Mme Magdeleine Willame-Boonen (PSC). - Vous devriez être au-dessus de cela, monsieur le ministre.
M. Louis Michel, vice-premier ministre et ministre des Affaires étrangères. - En ce qui concerne le rapport sur l'Afrique centrale, le gouvernement précédent avait accepté, à la suite des travaux de la commission d'enquête du Sénat sur le Rwanda, de faire régulièrement un rapport sur la politique belge dans la région. Cette pratique devra être poursuivie au regard de la nouvelle politique africaine qui sera approuvée par le Parlement. Je puis donc rassurer l'honorable membre, cette note viendra quand je disposerai de tous les éléments me permettant de vous présenter un projet, lequel sera d'ailleurs un projet à "casser" par le Parlement. En effet, je le répète, je souhaite associer le Parlement, le plus largement possible, non seulement à cette politique africaine mais également de manière général à la politique internationale du gouvernement.
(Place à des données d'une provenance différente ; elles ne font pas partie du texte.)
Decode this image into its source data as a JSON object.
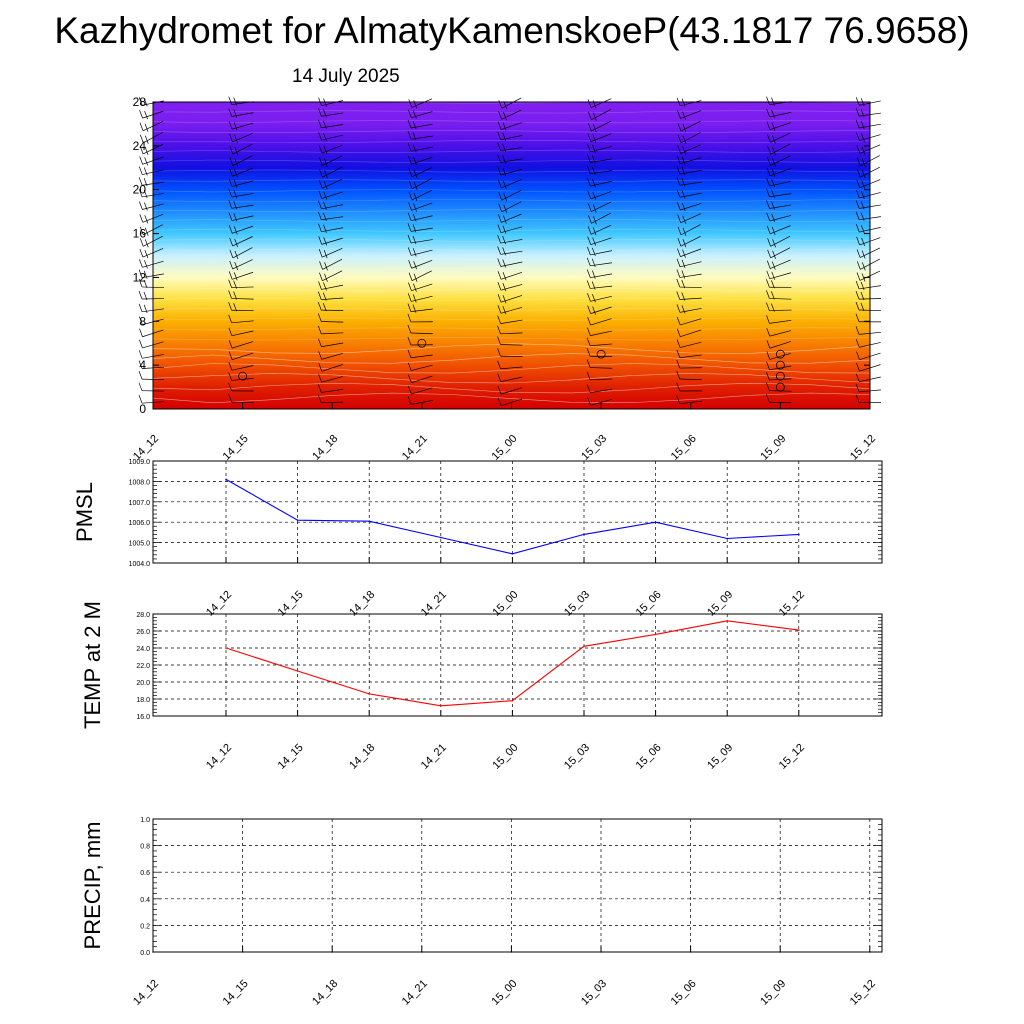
{
  "title": "Kazhydromet for AlmatyKamenskoeP(43.1817 76.9658)",
  "subtitle": "14 July 2025",
  "colors": {
    "pmsl_line": "#0000ff",
    "temp_line": "#ff0000",
    "precip_line": "#006400",
    "gradient": [
      "#d40000",
      "#e02000",
      "#f05000",
      "#f88000",
      "#fbb000",
      "#fde040",
      "#fffcc0",
      "#c8f0ff",
      "#40c8ff",
      "#1e8cff",
      "#0050ff",
      "#1010e0",
      "#4c10e8",
      "#7a1ef0",
      "#8020f0"
    ]
  },
  "chart_data": [
    {
      "type": "heatmap",
      "name": "section",
      "categories": [
        "14_12",
        "14_15",
        "14_18",
        "14_21",
        "15_00",
        "15_03",
        "15_06",
        "15_09",
        "15_12"
      ],
      "y_ticks": [
        "0",
        "4",
        "8",
        "12",
        "16",
        "20",
        "24",
        "28"
      ],
      "ylim": [
        0,
        28
      ],
      "grid": false,
      "overlays": "wind barbs and white contour lines",
      "circle_markers": [
        {
          "x": "14_15",
          "y": 3
        },
        {
          "x": "14_21",
          "y": 6
        },
        {
          "x": "15_03",
          "y": 5
        },
        {
          "x": "15_09",
          "y": 2
        },
        {
          "x": "15_09",
          "y": 3
        },
        {
          "x": "15_09",
          "y": 4
        },
        {
          "x": "15_09",
          "y": 5
        }
      ]
    },
    {
      "type": "line",
      "name": "pmsl",
      "ylabel": "PMSL",
      "categories": [
        "14_12",
        "14_15",
        "14_18",
        "14_21",
        "15_00",
        "15_03",
        "15_06",
        "15_09",
        "15_12"
      ],
      "values": [
        1008.1,
        1006.1,
        1006.05,
        1005.25,
        1004.45,
        1005.4,
        1006.0,
        1005.2,
        1005.4
      ],
      "y_ticks": [
        "1004.0",
        "1005.0",
        "1006.0",
        "1007.0",
        "1008.0",
        "1009.0"
      ],
      "ylim": [
        1004.0,
        1009.0
      ],
      "grid": true
    },
    {
      "type": "line",
      "name": "temp",
      "ylabel": "TEMP at 2 M",
      "categories": [
        "14_12",
        "14_15",
        "14_18",
        "14_21",
        "15_00",
        "15_03",
        "15_06",
        "15_09",
        "15_12"
      ],
      "values": [
        24.0,
        21.3,
        18.6,
        17.2,
        17.8,
        24.2,
        25.6,
        27.2,
        26.1
      ],
      "y_ticks": [
        "16.0",
        "18.0",
        "20.0",
        "22.0",
        "24.0",
        "26.0",
        "28.0"
      ],
      "ylim": [
        16.0,
        28.0
      ],
      "grid": true
    },
    {
      "type": "line",
      "name": "precip",
      "ylabel": "PRECIP, mm",
      "categories": [
        "14_12",
        "14_15",
        "14_18",
        "14_21",
        "15_00",
        "15_03",
        "15_06",
        "15_09",
        "15_12"
      ],
      "values": [
        0,
        0,
        0,
        0,
        0,
        0,
        0,
        0,
        0
      ],
      "y_ticks": [
        "0.0",
        "0.2",
        "0.4",
        "0.6",
        "0.8",
        "1.0"
      ],
      "ylim": [
        0.0,
        1.0
      ],
      "grid": true
    }
  ]
}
M. Georges Dallemagne (PSC). - Jusqu'à présent, mes interventions ont été très brèves et je ferai en sorte qu'elles le restent. Je remercie le vice-premier ministre de sa réponse. J'essayerai pour ma part de rester courtois. Je me félicite d'avoir reçu des précisions sur la question des droits de l'homme. Je dois avouer que je n'avais pas eu ces précisions jusqu'à présent. Selon les informations que j'avais reçues sur la visite au Congo, il avait surtout été question de problèmes monétaires et financiers.
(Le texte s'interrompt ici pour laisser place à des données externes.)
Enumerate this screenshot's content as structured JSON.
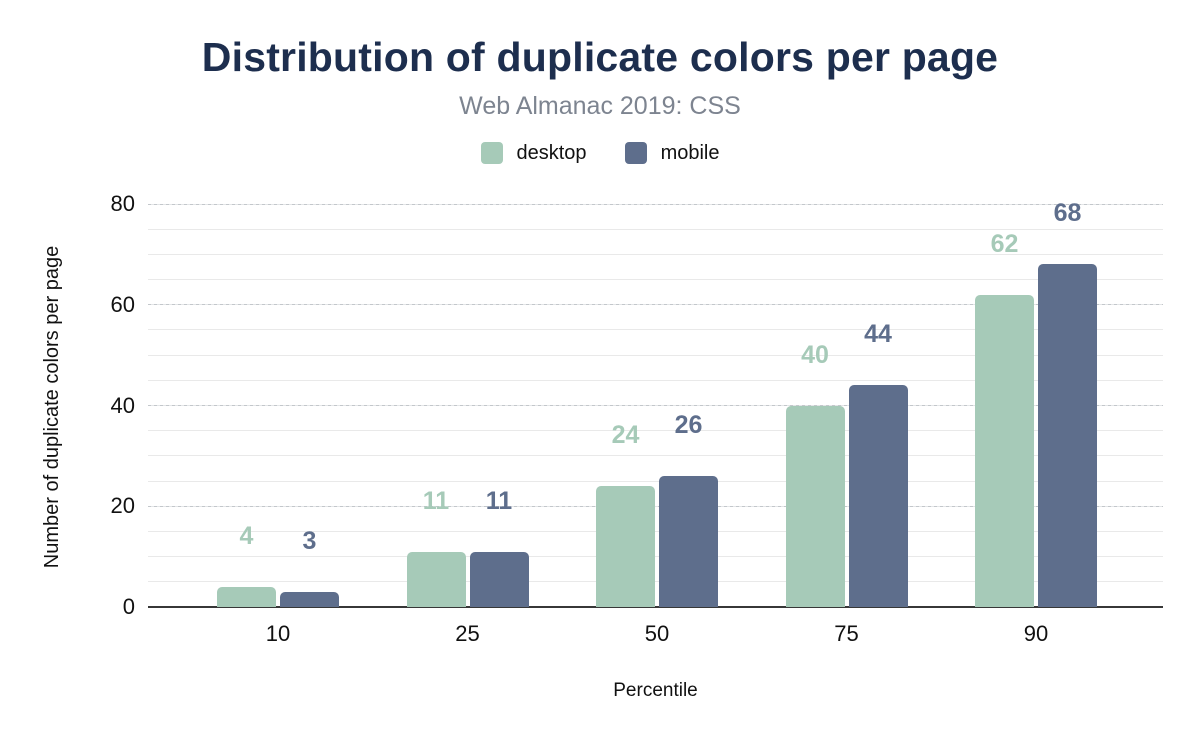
{
  "chart_data": {
    "type": "bar",
    "title": "Distribution of duplicate colors per page",
    "subtitle": "Web Almanac 2019: CSS",
    "xlabel": "Percentile",
    "ylabel": "Number of duplicate colors per page",
    "categories": [
      "10",
      "25",
      "50",
      "75",
      "90"
    ],
    "series": [
      {
        "name": "desktop",
        "color": "#a6cab8",
        "values": [
          4,
          11,
          24,
          40,
          62
        ]
      },
      {
        "name": "mobile",
        "color": "#5e6e8c",
        "values": [
          3,
          11,
          26,
          44,
          68
        ]
      }
    ],
    "ylim": [
      0,
      80
    ],
    "yticks": [
      0,
      20,
      40,
      60,
      80
    ],
    "y_minor_step": 5,
    "y_major_step": 20,
    "grid": "horizontal minor+major",
    "legend_position": "top",
    "value_labels": true
  },
  "style": {
    "title_color": "#1d2e4e",
    "subtitle_color": "#7d8490",
    "axis_text_color": "#111111",
    "baseline_color": "#373737",
    "background": "#ffffff"
  }
}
Je me félicite de cette préoccupation quant aux droits de l'homme mais je continue à m'interroger sur l'opportunité d'une telle mission auprès de M. Kabila qui est responsable d'une série de méfaits pour le moins graves comme les massacres de dizaines de milliers de Hutus dans les forêts de l'Est du Congo, comme des pogroms antitutsis à Kinshasa , comme la mise à l'écart de la démocratie au Congo, comme la confiscation du pouvoir, et j'en passe... Je continue à m'interroger sur l'opportunité de cette mission et d'un partenariat avec ce personnage. Je pense qu'il est important d'accélérer les initiatives prises par la société civile congolaise mais aussi belge. Nous devons favoriser un partenariat de société civile à société civile.
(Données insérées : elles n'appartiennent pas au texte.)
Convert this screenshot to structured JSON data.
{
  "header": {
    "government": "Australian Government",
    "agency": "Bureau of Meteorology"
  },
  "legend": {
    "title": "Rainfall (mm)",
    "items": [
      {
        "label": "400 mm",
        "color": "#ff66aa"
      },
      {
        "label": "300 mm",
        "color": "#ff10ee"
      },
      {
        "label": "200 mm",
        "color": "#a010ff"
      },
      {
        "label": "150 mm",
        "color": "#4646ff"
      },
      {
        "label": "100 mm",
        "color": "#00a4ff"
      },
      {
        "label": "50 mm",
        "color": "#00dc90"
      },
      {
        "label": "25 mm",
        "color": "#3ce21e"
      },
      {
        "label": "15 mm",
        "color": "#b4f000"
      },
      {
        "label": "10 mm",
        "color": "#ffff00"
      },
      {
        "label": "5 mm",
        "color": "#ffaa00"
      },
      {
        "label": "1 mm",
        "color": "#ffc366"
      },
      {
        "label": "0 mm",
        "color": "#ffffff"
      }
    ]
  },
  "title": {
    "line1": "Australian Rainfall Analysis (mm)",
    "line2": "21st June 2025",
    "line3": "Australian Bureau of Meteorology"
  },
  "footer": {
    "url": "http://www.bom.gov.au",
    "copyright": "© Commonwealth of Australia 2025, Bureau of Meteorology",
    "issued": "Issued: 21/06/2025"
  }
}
Vous disiez vouloir focaliser la coopération en Afrique centrale sur la restauration du pouvoir judiciaire et de la justice. Il y a des ONG extrêmement actives dans ce domaine qui attendent depuis des mois un appui du gouvernement pour mettre en oeuvre les initiatives prises. Je concède volontiers que vous n'en êtes pas le seul responsable. J'aimerais que l'on prête une plus grande attention à ces initiatives et que l'on favorise le dialogue et le partenariat entre les sociétés civiles.